What Fanon Said

A Philosophical Introduction to His Life and Thought

August 2015 9781849045506 216pp

Description

Antiblack racism avows reason is white while emotion, and thus supposedly unreason, is black. Challenging academic adherence to this notion, Lewis R. Gordon offers a portrait of Martinican-turned-Algerian revolutionary psychiatrist and philosopher Frantz Fanon as an exemplar of “living thought” against forms of reason marked by colonialism and racism. Working from his own translations of the original French texts, Gordon critically engages everything in Fanon from dialectics, ethics, existentialism, and humanism to philosophical anthropology, phenomenology, and political theory as well as psychiatry and psychoanalysis.

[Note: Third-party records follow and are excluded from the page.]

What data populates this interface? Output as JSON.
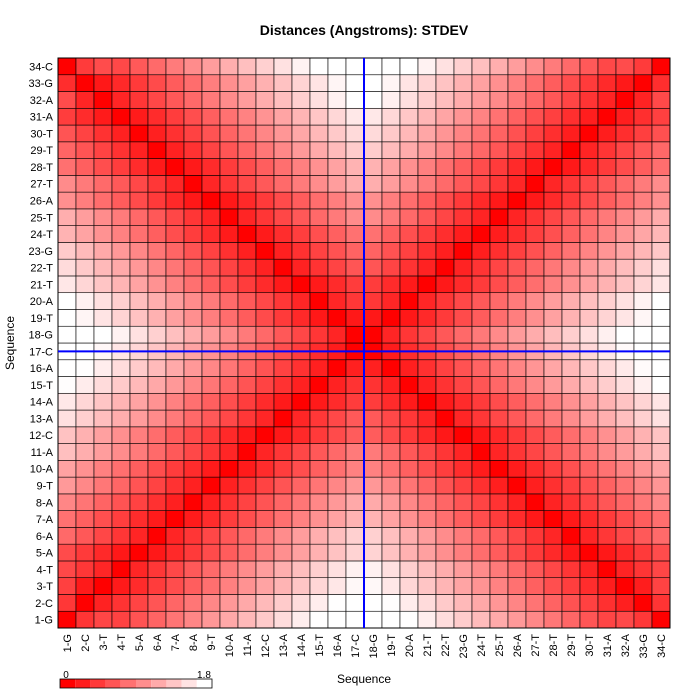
{
  "chart_data": {
    "type": "heatmap",
    "title": "Distances (Angstroms):  STDEV",
    "xlabel": "Sequence",
    "ylabel": "Sequence",
    "labels": [
      "1-G",
      "2-C",
      "3-T",
      "4-T",
      "5-A",
      "6-A",
      "7-A",
      "8-A",
      "9-T",
      "10-A",
      "11-A",
      "12-C",
      "13-A",
      "14-A",
      "15-T",
      "16-A",
      "17-C",
      "18-G",
      "19-T",
      "20-A",
      "21-T",
      "22-T",
      "23-G",
      "24-T",
      "25-T",
      "26-A",
      "27-T",
      "28-T",
      "29-T",
      "30-T",
      "31-A",
      "32-A",
      "33-G",
      "34-C"
    ],
    "colorbar": {
      "min_label": "0",
      "max_label": "1.8",
      "min": 0,
      "max": 1.8
    },
    "colors": {
      "low": "#ff0000",
      "high": "#ffffff",
      "grid": "#000000",
      "highlight": "#0000ff"
    },
    "highlight_index": 17
  }
}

Gordon takes into account scholars from across the Global South to address controversies around Fanon’s writings on gender and sexuality as well as political violence and the social underclass. In doing so, he confronts the replication of a colonial and racist geography of reason, allowing theorists from the Global South to emerge as interlocutors alongside northern ones in a move that exemplifies what, Gordon argues, Fanon represented in his plea to establish newer and healthier human relationships beyond colonial paradigms.

Table of contents

Foreword by Sonia Dayan-Herzbrun

Preface
Introduction: On What a Great Thinker Said
1. “I Am from Martinique”
2. Writing through the Zone of Nonbeing
3. Living Experience, Embodying Possibility
4. Revolutionary Therapy
5. Counseling the Damned
Conclusion: Requiem for the Messenger

Afterword by Drucilla Cornell

Reviews

‘Gordon allows us to read Fanon in new and different ways, contextualising his thought in a wide arc of knowledge — from St. Augustine and traditional Akan philosophy to contemporaries such as De Beauvoir, Sartre, and Senghor, to more recent continental philosophers. Along the way, Gordon incorporates relevant debates from contemporary theoretical movements such as critical race theory. What Fanon Said is a provocative and illuminating study.’ — Abdul R. JanMohamed, University of California, Berkeley

‘As a careful and systematic analysis of the major controversies that have surrounded Fanon, this book is a must read. Lewis Gordon delivers on his promise of boldly examining these controversies while providing a spirited defense of many of Fanon’s positions.’ —Paget Henry, Brown University

‘With devotion and probing insight, Gordon illuminates Fanon’s words, spoken on behalf of those whom we do not recognise as beings, whom we do not even see. Fanon’s words and life remain powerfully relevant today.’ — Anjan Sundaram, author of Stringer: A Reporter’s Journey in the Congo

‘The appropriation of Fanon has become, years after his death, a one-dimensional industry of reductive appreciations of his stand for emancipation. What Gordon has done is to explore, restore and add to an understanding of Fanon as a thinker who was revolutionary to be sure, but a thinker who was also a psychologist and a humanist with immense ideals towards the equality of black and white — as someone who was steeped in the philosophic currents of his day, both those of metropolitan Paris and of hitherto marginalised cultures. This is the best work on Fanon since Macey’s intellectual biography, but richer in its range and more profound in its conclusions.’ — Stephen Chan, Professor of International Relations, School of Oriental and African Studies, University of London

‘Gordon has contextualised Fanon’s words in an impressive analysis of his texts in relation to other thinkers and critics.’ — Socialist Review

Author(s)

Lewis R. Gordon is Professor of Philosophy and Africana Studies at the University of Connecticut, Storrs; European Union Visiting Chair in Philosophy at Université Toulouse Jean Jaurès, France; and Nelson Mandela Distinguished Visiting Professor at Rhodes University, South Africa. His books include Existentia Africana; Disciplinary Decadence; An Introduction to Africana Philosophy; and, with Jane Anna Gordon, Of Divine Warning: Reading Disaster in the Modern Age.